Kheel Center to preserve workplace agreements
By Mary Catt
An $83,801 federal grant for digitization of more than 1,500 labor-management agreements from the 1880s to the 1980s has been awarded to the ILR School’s Kheel Center for Labor Management Documentation and Archives.
“Cornerstones in American Middle Class: Historical Collective Bargaining Agreements Project” will digitize 84,000 pages of historic collective bargaining contracts generated in the educational and retail industries in every region of the United States. It includes agreements between groups such as the Meijer supermarket and workers in Grand Rapids, Mich.; schools and teachers in Rochester, N.Y.; and clothing merchants and retail clerks in Oakland, Calif.
The project will result in “unprecedented access and opportunity for historians, social scientists and the general public to analyze the terms at the center of historic and ongoing debates about the role of organized labor in America,” said Cheryl Beredo, director of the Kheel Center. Beredo noted that the center is the designated labor history repository of collective bargaining agreements for the U.S. Department of Labor.

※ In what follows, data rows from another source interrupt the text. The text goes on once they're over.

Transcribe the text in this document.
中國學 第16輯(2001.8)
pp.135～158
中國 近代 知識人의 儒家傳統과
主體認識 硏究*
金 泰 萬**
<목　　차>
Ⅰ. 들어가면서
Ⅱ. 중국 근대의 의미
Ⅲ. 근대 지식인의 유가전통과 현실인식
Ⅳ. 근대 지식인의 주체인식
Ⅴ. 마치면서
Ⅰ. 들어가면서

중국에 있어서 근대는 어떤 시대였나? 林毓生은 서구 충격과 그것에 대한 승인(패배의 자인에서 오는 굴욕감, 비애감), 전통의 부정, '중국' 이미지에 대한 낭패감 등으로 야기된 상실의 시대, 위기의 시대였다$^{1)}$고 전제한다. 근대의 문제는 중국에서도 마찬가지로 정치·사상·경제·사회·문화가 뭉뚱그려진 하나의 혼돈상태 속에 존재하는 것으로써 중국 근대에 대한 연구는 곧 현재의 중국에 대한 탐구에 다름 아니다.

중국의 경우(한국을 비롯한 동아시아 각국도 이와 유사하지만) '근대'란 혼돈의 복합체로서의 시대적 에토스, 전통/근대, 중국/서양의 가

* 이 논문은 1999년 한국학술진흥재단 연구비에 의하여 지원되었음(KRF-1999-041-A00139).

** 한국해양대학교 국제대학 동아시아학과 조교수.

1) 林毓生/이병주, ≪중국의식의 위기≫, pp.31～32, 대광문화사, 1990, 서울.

The first step in the two-year project will be moving records from ILR’s Catherwood Library archives to the Cornell University Library’s Digital Consulting and Production Services. In batches, the papers will be digitized and posted periodically on DigitalCommons@ILR, Beredo said. The work will be completed in 2016.
The National Archives grant program is administered through the National Historical Publications and Records Commission, an independent federal agency that preserves and shares records with the public.
Mary Catt is assistant director of communications and marketing at the ILR School.